Refinancing drives automotive leveraged finance

Automotive leveraged finance issuance in Europe and North America was down in 2019, but companies in the sector took advantage of benign markets to refinance existing debt and extend maturities, with more expected for 2020

The last year has been steady for automotive companies raising leveraged finance in North America and Europe, even though overall issuance figures fell from US$46.8 billion in 2018 to US$36.6 billion in 2019 across both regions.


The main reason for the dip was a fall in North American automotive loan issuance, from US$33.5 billion to US$16.1 billion year-on-year. Loan issuance in Europe, by contrast, rose from US$7.3 billion (€6.7 billion) in 2018 to US$9.8 billion (€8.9 billion), much of it stemming from the successful €6.3 billion loan by Fiat Chrysler (the second largest loan in Europe overall in 2019).

Bond issuance, meanwhile, was up on both sides of the Atlantic as automotive borrowers took advantage of strong investor appetite for bonds in a low interest rate environment. In North America, automotive high yield bond issuance rose from US$2.7 billion in 2018 to US$3.6 billion, while figures for the sector in Europe more than doubled, from US$3.3 billion in 2018 to US$7.1 billion. European issuers received a further boost from the European Central Bank’s corporate bond buyback program.

Refinancing dominates the automotive sector

Although there wasn’t much global automotive M&A activity in 2019, companies in the sector continued to tap a favorable market to refinance existing debt and extend maturities. The Fiat Chrysler loan, issued late in March, extended the maturity of its syndicated bank facility. The fifth largest bond in Europe in 2019, issued by IHO Verwaltungs, a holding company controlling automotive supplier Schaeffler, was also raised for refinancing purposes. When combined, overall use of proceeds figures for North America and Europe show refinancing amounted to US$23 billion in total issuance in the automotive industry.

The 2019 issuance figures reflect the fact that automotive companies are frequent and consistent issuers. Groups in the sector tend to open the market each year so they can lock in liquidity ahead of any blackout periods around annual and quarterly reporting. This also leaves time later in the year to return to market if required. BMW already came to market in January 2020 and other groups are expected to follow suit and secure financing for general corporate purposes or refinancing.

Multinational automotive groups have high demand for local currency in the markets where they operate. They can use currency hedges but prefer their debt profiles to match liabilities as closely as possible. When they have a chance to raise in local currency, they do so.

That said, it was surprising that so few European issuers tapped the US market with 144A transactions (US bond securities that can be traded between qualified investors).
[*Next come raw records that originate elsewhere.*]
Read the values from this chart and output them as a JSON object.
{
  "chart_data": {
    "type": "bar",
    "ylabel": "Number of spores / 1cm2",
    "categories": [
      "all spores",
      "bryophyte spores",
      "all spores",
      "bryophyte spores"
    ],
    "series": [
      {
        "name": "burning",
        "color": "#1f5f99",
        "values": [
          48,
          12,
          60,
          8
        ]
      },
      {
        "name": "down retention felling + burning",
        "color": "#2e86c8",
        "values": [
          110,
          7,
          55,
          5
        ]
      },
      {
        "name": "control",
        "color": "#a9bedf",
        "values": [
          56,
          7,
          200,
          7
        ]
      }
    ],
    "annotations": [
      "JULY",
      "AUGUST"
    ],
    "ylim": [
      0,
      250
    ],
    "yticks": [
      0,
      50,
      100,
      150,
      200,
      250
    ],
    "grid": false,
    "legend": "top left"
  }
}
Clear demand for US dollars exists in the automotive sector, so there may be more 144A deals in 2020, but the relatively low levels of activity last year may indicate that issuers prefer not to go through the intensive process of setting up a 144A transaction when the European market is open for business and borrower friendly.

Overall, investor appetite for automotive loans and bonds remains in line with 2018. Some investors may play the waiting game because they know that large issuers are likely to be in the market more than once a year, but automotive loan issues have been oversubscribed over the past 12 months.

Will the auto sector shift gears in 2020?

Although refinancing looks set to continue dominating loan and bond activity, we may see more M&A issuance from the multinationals and companies in the automotive supply chain during the next year.

Just before Christmas 2019, Fiat Chrysler and Peugeot owner PSA announced a US$50 billion merger to form the world’s fourth largest carmaker by volume and third largest by revenue. Large automotive companies have been nervous about pursuing megadeals with each other as transactions have not always delivered in the past. However, developing and producing electric and autonomous vehicles is an expensive proposition. Manufacturers are expected to consider M&A to build economies of scale and share costs.

The transition from fuel to battery-powered cars will also affect supply chains, with many suppliers feeling pressure to consolidate, requiring financing.

It will also be interesting to see whether there is an uptake of alternative funding sources, to the syndicated loan and high yield bond markets. Automotive groups have access to diversified pools of finance beyond the debt capital markets and they are willing to explore their options. For example, Porsche tapped the Schuldschein market in 2019 to raise €1 billion.

The Porsche Schuldschein deal is also interesting as it was the largest ever 'green' Schuldschein loan, and the first of its kind by a car manufacturer. The proceeds from the raise will be used exclusively to fund Porsche’s first electric sports car.

A growing pool of investors want to invest sustainably, and bankers and automotive companies are seeking 'green' finance to fund vehicle electrification projects. Time will tell whether this gains traction, as the sector has had challenges with emissions. Companies have work to do to meet sustainable finance criteria, but an opportunity is emerging.